Un informaticien résident à Nice a été arrêté et présenté à la justice le 12 juin dernier, soupçonné d'être l'animateur du site CFake, tristement célèbre pour la diffusion de deepfakes sexuels attirant près de 4 millions de vues chaque mois.
Selon le parquet de Paris, cet individu, né en 1979 et sans antécédents judiciaires, a été interpellé à son domicile mercredi dernier. Le site CFake, fondé en 2007, hébergeait environ 300 000 images et 7 000 vidéos, ajoutant près de 50 contenus par jour, en menaçant la vie privée d'environ 14 000 victimes à travers le monde.

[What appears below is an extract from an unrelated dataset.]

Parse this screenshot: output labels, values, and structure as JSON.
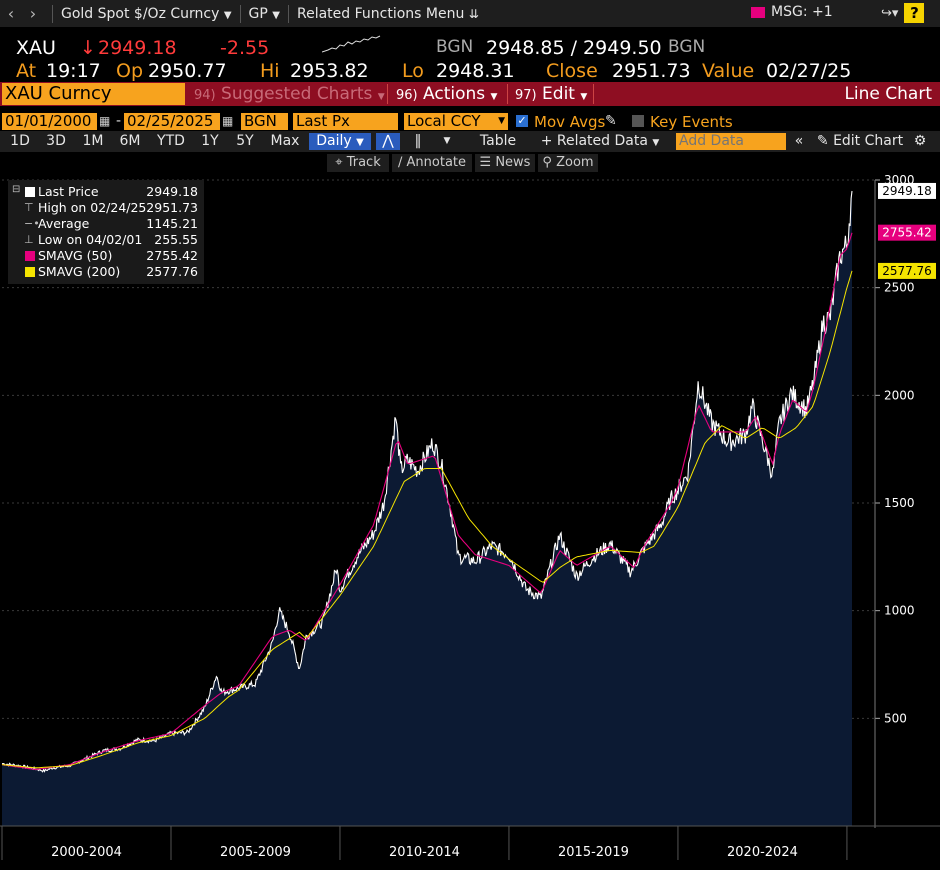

Des utilisateurs malveillants ont créé pas moins de 200 000 comptes pour accéder aux contenus, avec un impact choquant sur de nombreuses personnes. La révélation de cette affaire a suscité un tollé, et des experts exhortent à une action plus stricte contre ces pratiques illégales. Selon Claire Dubois, spécialiste en cybercriminalité, la régulation des deepfakes est essentielle pour protéger les droits des individus sur Internet. « Ces plateformes exploitent des personnes sans leur consentement, ce qui est inacceptable », a-t-elle déclaré lors d'un entretien.
Sous l’impact de cette affaire, l’Europe envisage de renforcer ses initiatives pour interdire les IA conçues pour créer de tels contenus, comme l’a rapporté RTL.fr dans un récent article sur la question. L’enquête continue pour déterminer l’étendue des actions criminelles liées au site, tandis que d'autres victimes de deepfakes commencent à faire entendre leur voix.